12. The liquid crystal antenna according to any one of claims 1-11, wherein a conductive pattern layer is provided on the first substrate, and the conductive pattern layer on the first substrate is a phase shift layer;

the grounding layer comprises a first opening and a second opening, and vertical projections of the first opening and the second opening on the first substrate are overlapped with the phase shifting layer;

the feeding pattern block is electrically connected with the antenna joint, and the vertical projection of the feeding pattern block on the first substrate is overlapped with the first opening; the radiation pattern block is used for radiating or receiving antenna signals, and the vertical projection of the radiation pattern block on the first substrate is overlapped with the second opening.

13. The liquid crystal antenna of claim 12, further comprising: a first layer of dielectric material between the second substrate and the third substrate; a perpendicular projection of the first dielectric material layer on the third substrate overlaps the feeding pattern block, and a perpendicular projection of the first dielectric material layer on the third substrate does not overlap the radiation pattern block.
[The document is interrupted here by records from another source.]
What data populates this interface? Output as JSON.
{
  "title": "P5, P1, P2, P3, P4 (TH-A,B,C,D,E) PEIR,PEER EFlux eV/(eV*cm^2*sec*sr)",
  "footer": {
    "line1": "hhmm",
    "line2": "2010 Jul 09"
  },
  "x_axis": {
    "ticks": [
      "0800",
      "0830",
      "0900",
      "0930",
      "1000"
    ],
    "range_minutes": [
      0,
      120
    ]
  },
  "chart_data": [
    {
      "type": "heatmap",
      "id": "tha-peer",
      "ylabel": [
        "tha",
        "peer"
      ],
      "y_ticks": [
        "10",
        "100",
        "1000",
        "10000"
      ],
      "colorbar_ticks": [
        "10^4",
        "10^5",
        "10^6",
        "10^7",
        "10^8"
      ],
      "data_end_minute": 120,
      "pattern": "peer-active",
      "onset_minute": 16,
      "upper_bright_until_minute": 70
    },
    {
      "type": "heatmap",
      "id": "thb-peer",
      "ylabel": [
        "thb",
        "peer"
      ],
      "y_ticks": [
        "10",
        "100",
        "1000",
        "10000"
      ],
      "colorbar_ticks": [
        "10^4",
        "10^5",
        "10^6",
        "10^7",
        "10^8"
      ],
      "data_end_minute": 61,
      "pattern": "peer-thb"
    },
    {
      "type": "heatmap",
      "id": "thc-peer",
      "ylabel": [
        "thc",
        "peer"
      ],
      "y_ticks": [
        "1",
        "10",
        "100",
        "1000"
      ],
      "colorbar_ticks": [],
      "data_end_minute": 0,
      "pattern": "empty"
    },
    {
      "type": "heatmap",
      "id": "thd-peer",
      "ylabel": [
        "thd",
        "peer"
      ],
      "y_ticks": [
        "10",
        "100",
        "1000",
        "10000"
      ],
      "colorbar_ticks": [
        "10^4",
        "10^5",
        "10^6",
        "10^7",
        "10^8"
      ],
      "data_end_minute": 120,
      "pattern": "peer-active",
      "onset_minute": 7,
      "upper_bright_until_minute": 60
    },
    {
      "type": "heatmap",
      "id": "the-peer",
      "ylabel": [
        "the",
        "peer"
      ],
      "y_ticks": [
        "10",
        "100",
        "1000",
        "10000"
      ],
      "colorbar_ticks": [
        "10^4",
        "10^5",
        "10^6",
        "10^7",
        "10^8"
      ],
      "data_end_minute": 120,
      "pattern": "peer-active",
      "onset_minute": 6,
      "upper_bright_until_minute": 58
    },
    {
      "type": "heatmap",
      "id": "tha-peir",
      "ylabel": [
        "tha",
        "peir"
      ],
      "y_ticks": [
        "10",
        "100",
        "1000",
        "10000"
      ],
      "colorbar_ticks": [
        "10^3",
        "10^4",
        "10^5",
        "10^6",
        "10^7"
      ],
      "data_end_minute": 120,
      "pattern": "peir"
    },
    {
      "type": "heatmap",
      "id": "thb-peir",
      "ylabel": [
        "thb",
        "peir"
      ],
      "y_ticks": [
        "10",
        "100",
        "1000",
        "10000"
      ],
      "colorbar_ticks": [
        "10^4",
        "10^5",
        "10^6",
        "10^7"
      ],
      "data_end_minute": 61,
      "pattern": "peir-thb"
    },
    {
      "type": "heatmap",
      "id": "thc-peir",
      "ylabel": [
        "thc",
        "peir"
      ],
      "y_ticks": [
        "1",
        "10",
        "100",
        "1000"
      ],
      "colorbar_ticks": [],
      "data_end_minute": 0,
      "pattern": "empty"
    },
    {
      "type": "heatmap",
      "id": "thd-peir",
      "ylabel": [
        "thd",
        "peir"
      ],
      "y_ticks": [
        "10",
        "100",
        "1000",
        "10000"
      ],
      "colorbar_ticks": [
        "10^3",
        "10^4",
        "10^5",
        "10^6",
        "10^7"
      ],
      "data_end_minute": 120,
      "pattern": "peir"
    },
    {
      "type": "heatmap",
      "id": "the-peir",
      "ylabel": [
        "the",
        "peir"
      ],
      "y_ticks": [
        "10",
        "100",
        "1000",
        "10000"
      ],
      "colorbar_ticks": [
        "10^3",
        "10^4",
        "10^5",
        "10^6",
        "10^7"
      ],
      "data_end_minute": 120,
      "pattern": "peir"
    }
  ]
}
14. The liquid crystal antenna of claim 13, wherein the material of the first dielectric material layer comprises: at least one of ceramic and lead zirconate titanate.

15. The liquid crystal antenna of claim 13, wherein the second substrate is provided with a first groove at a position corresponding to the feeding pattern block; or, the third substrate is provided with a first groove at a position corresponding to the feeding pattern block;

the first dielectric material layer is embedded in the first groove, the dielectric constant of the first dielectric material layer is larger than that of the second substrate, and the dielectric constant of the first dielectric material layer is larger than that of the third substrate.
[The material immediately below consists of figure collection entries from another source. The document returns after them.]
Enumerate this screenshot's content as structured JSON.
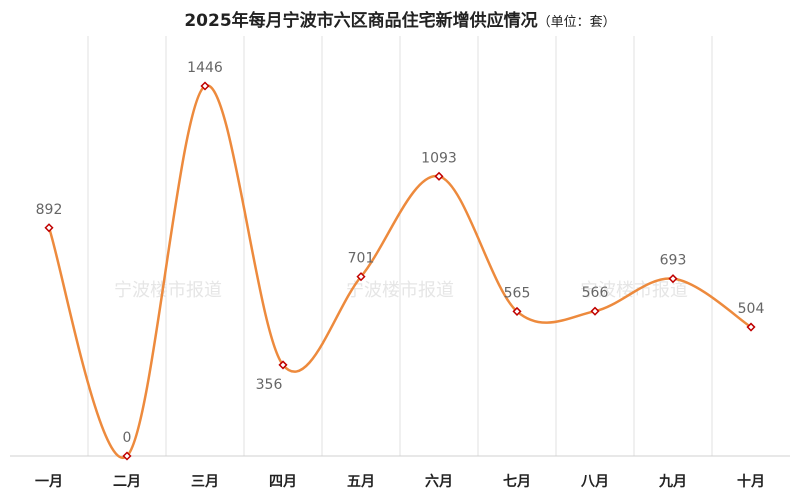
{
  "chart_data": {
    "type": "line",
    "title": "2025年每月宁波市六区商品住宅新增供应情况",
    "unit_note": "（单位：套）",
    "categories": [
      "一月",
      "二月",
      "三月",
      "四月",
      "五月",
      "六月",
      "七月",
      "八月",
      "九月",
      "十月"
    ],
    "series": [
      {
        "values": [
          892,
          0,
          1446,
          356,
          701,
          1093,
          565,
          566,
          693,
          504
        ]
      }
    ],
    "ylim": [
      0,
      1550
    ],
    "smooth": true,
    "grid": "vertical",
    "data_labels": true
  },
  "watermark": "宁波楼市报道",
  "colors": {
    "line": "#ED8A3D",
    "marker_fill": "#ffffff",
    "marker_stroke": "#C00000",
    "grid": "#E2E2E2",
    "axis": "#D0D0D0",
    "label": "#666666",
    "title": "#222222",
    "watermark": "#E6E6E6"
  }
}
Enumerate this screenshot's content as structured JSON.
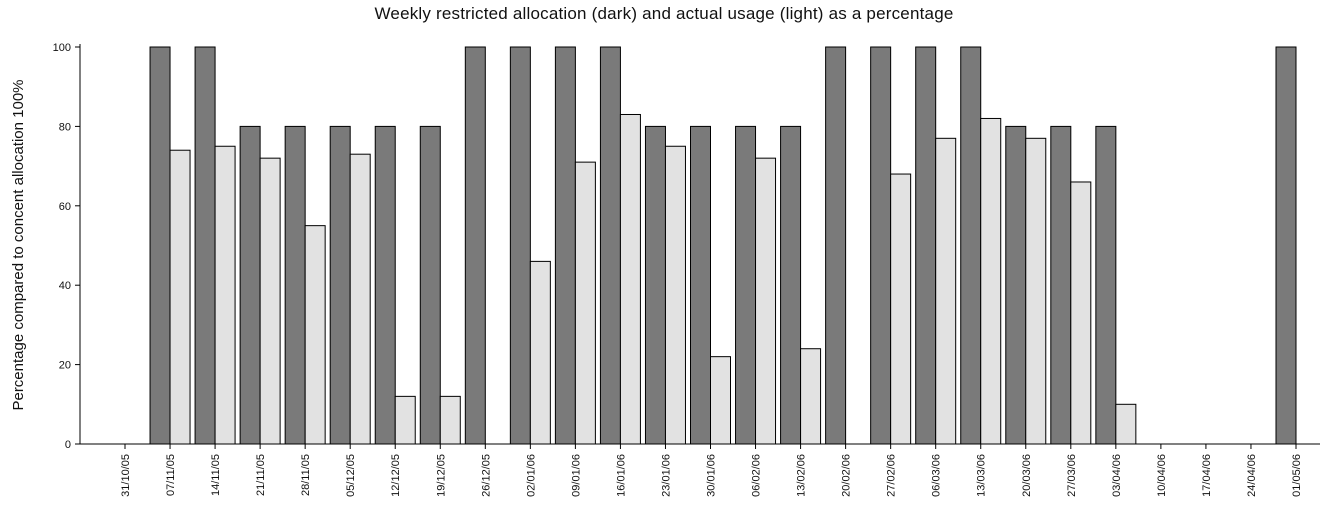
{
  "chart_data": {
    "type": "bar",
    "title": "Weekly restricted allocation (dark) and actual usage (light) as a percentage",
    "xlabel": "",
    "ylabel": "Percentage compared to concent allocation 100%",
    "ylim": [
      0,
      100
    ],
    "yticks": [
      0,
      20,
      40,
      60,
      80,
      100
    ],
    "grid": false,
    "categories": [
      "31/10/05",
      "07/11/05",
      "14/11/05",
      "21/11/05",
      "28/11/05",
      "05/12/05",
      "12/12/05",
      "19/12/05",
      "26/12/05",
      "02/01/06",
      "09/01/06",
      "16/01/06",
      "23/01/06",
      "30/01/06",
      "06/02/06",
      "13/02/06",
      "20/02/06",
      "27/02/06",
      "06/03/06",
      "13/03/06",
      "20/03/06",
      "27/03/06",
      "03/04/06",
      "10/04/06",
      "17/04/06",
      "24/04/06",
      "01/05/06"
    ],
    "series": [
      {
        "name": "dark",
        "color": "#7a7a7a",
        "values": [
          0,
          100,
          100,
          80,
          80,
          80,
          80,
          80,
          100,
          100,
          100,
          100,
          80,
          80,
          80,
          80,
          100,
          100,
          100,
          100,
          80,
          80,
          80,
          0,
          0,
          0,
          100
        ]
      },
      {
        "name": "light",
        "color": "#e2e2e2",
        "values": [
          0,
          74,
          75,
          72,
          55,
          73,
          12,
          12,
          0,
          46,
          71,
          83,
          75,
          22,
          72,
          24,
          0,
          68,
          77,
          82,
          77,
          66,
          10,
          0,
          0,
          0,
          0
        ]
      }
    ]
  }
}
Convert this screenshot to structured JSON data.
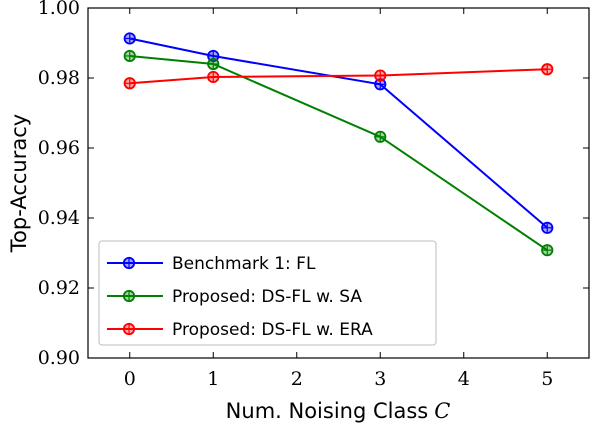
{
  "chart_data": {
    "type": "line",
    "xlabel": "Num. Noising Class",
    "xlabel_symbol": "C",
    "ylabel": "Top-Accuracy",
    "xlim": [
      -0.5,
      5.5
    ],
    "ylim": [
      0.9,
      1.0
    ],
    "xticks": [
      0,
      1,
      2,
      3,
      4,
      5
    ],
    "xtick_labels": [
      "0",
      "1",
      "2",
      "3",
      "4",
      "5"
    ],
    "yticks": [
      0.9,
      0.92,
      0.94,
      0.96,
      0.98,
      1.0
    ],
    "ytick_labels": [
      "0.90",
      "0.92",
      "0.94",
      "0.96",
      "0.98",
      "1.00"
    ],
    "grid": false,
    "legend_position": "bottom-left",
    "series": [
      {
        "name": "Benchmark 1: FL",
        "color": "#0000ff",
        "x": [
          0,
          1,
          3,
          5
        ],
        "y": [
          0.9913,
          0.9863,
          0.9782,
          0.9372
        ]
      },
      {
        "name": "Proposed: DS-FL w. SA",
        "color": "#008000",
        "x": [
          0,
          1,
          3,
          5
        ],
        "y": [
          0.9863,
          0.984,
          0.9632,
          0.9308
        ]
      },
      {
        "name": "Proposed: DS-FL w. ERA",
        "color": "#ff0000",
        "x": [
          0,
          1,
          3,
          5
        ],
        "y": [
          0.9785,
          0.9803,
          0.9807,
          0.9825
        ]
      }
    ]
  }
}
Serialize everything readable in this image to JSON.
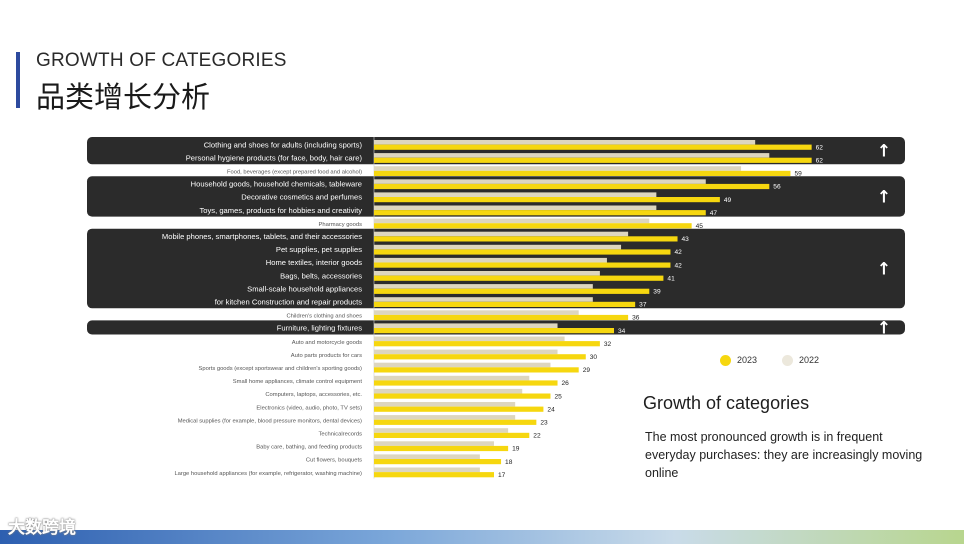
{
  "header": {
    "title_en": "GROWTH OF CATEGORIES",
    "title_cn": "品类增长分析"
  },
  "colors": {
    "bar_2023": "#f6d70f",
    "bar_2022": "#ddd6bf",
    "band": "#2b2b2b",
    "accent": "#2d4a9e"
  },
  "chart_data": {
    "type": "bar",
    "orientation": "horizontal",
    "categories": [
      "Clothing and shoes for adults (including sports)",
      "Personal hygiene products (for face, body, hair care)",
      "Food, beverages (except prepared food and alcohol)",
      "Household goods, household chemicals, tableware",
      "Decorative cosmetics and perfumes",
      "Toys, games, products for hobbies and creativity",
      "Pharmacy goods",
      "Mobile phones,          smartphones, tablets, and their accessories",
      "Pet supplies, pet supplies",
      "Home textiles, interior goods",
      "Bags, belts, accessories",
      "Small-scale household appliances",
      "for kitchen Construction and repair products",
      "Children's clothing and shoes",
      "Furniture, lighting fixtures",
      "Auto and motorcycle goods",
      "Auto parts products for cars",
      "Sports goods (except sportswear and children's sporting goods)",
      "Small home appliances, climate control equipment",
      "Computers, laptops, accessories, etc.",
      "Electronics (video, audio, photo, TV sets)",
      "Medical supplies (for example, blood pressure monitors, dental devices)",
      "Technicalrecords",
      "Baby care, bathing, and feeding products",
      "Cut flowers, bouquets",
      "Large household appliances (for example, refrigerator, washing machine)"
    ],
    "series": [
      {
        "name": "2023",
        "values": [
          62,
          62,
          59,
          56,
          49,
          47,
          45,
          43,
          42,
          42,
          41,
          39,
          37,
          36,
          34,
          32,
          30,
          29,
          26,
          25,
          24,
          23,
          22,
          19,
          18,
          17
        ]
      },
      {
        "name": "2022",
        "values": [
          54,
          56,
          52,
          47,
          40,
          40,
          39,
          36,
          35,
          33,
          32,
          31,
          31,
          29,
          26,
          27,
          26,
          25,
          22,
          21,
          20,
          20,
          19,
          17,
          15,
          15
        ]
      }
    ],
    "xlim": [
      0,
      68
    ],
    "highlight_groups": [
      {
        "from": 0,
        "to": 1,
        "arrow": "↑"
      },
      {
        "from": 3,
        "to": 5,
        "arrow": "↑"
      },
      {
        "from": 7,
        "to": 12,
        "arrow": "↑"
      },
      {
        "from": 14,
        "to": 14,
        "arrow": "↑"
      }
    ],
    "legend": [
      "2023",
      "2022"
    ],
    "legend_position": "right"
  },
  "annotation": {
    "title": "Growth of categories",
    "text": "The most pronounced growth is in frequent everyday purchases: they are increasingly moving online"
  },
  "watermark": "大数跨境"
}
16. The liquid crystal antenna of claim 12, further comprising: a first layer of dielectric material and a second layer of dielectric material; the dielectric constant of the first dielectric material layer is greater than the dielectric constant of the second dielectric material layer;

wherein the first dielectric material layer is positioned between the second substrate and the third substrate, and the vertical projection of the first dielectric material layer on the third substrate overlaps the feeding pattern block;

the second dielectric material layer is positioned between the second substrate and the third substrate, and a vertical projection of the second dielectric material layer on the third substrate overlaps the radiation pattern block.
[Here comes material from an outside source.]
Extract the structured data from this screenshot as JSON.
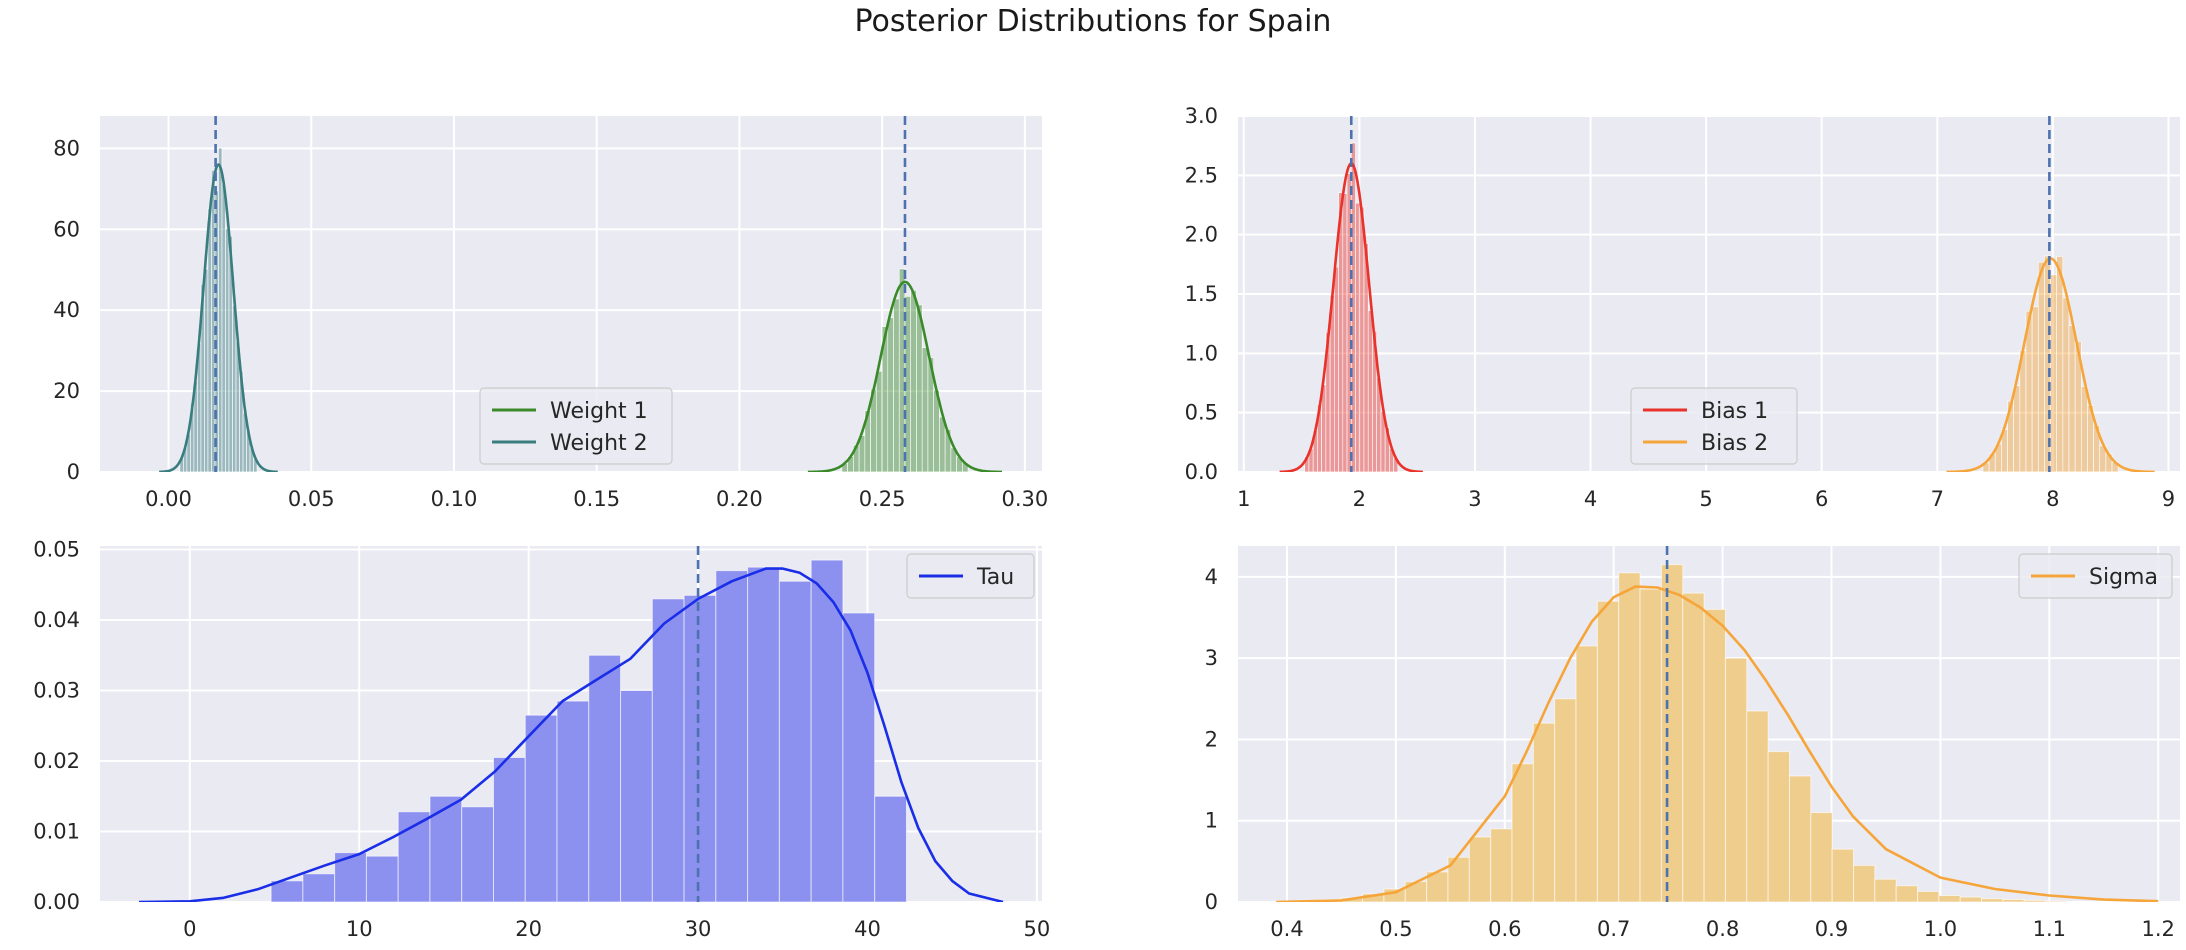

17. The liquid crystal antenna of claim 12, wherein the third substrate is a glass substrate, a high frequency substrate, a ceramic substrate, a polyimide substrate, or a liquid crystal polymer substrate.

18. The liquid crystal antenna of any one of claims 1-11, wherein the thickness of the second substrate ranges from 50um to 1.5mm; and the thickness of the third substrate ranges from 50um to 1.5mm.

19. A method for manufacturing a liquid crystal antenna, comprising:

providing a first substrate, a second substrate and a third substrate; wherein, the second substrate and the third substrate are provided with single-sided conductive pattern layers; the conductive pattern layer on the second substrate is a ground layer, and the conductive pattern layer on the third substrate comprises a feed pattern block and a radiation pattern block;

forming the first substrate and the second substrate into a box to form a first box-shaped structure; a first interval is formed between the first substrate and the second substrate, and a liquid crystal layer is filled in the first interval;

forming the second substrate and the third substrate into a box to form a second box-shaped structure; wherein a second space exists between the second substrate and the third substrate to separate the conductive pattern layer on the second substrate from the conductive pattern layer on the third substrate.

20. The method of manufacturing a liquid crystal antenna according to claim 19, further comprising, before the second substrate and the third substrate are packaged:

a support structure is formed on the second substrate or the third substrate such that the support structure is located within the second space.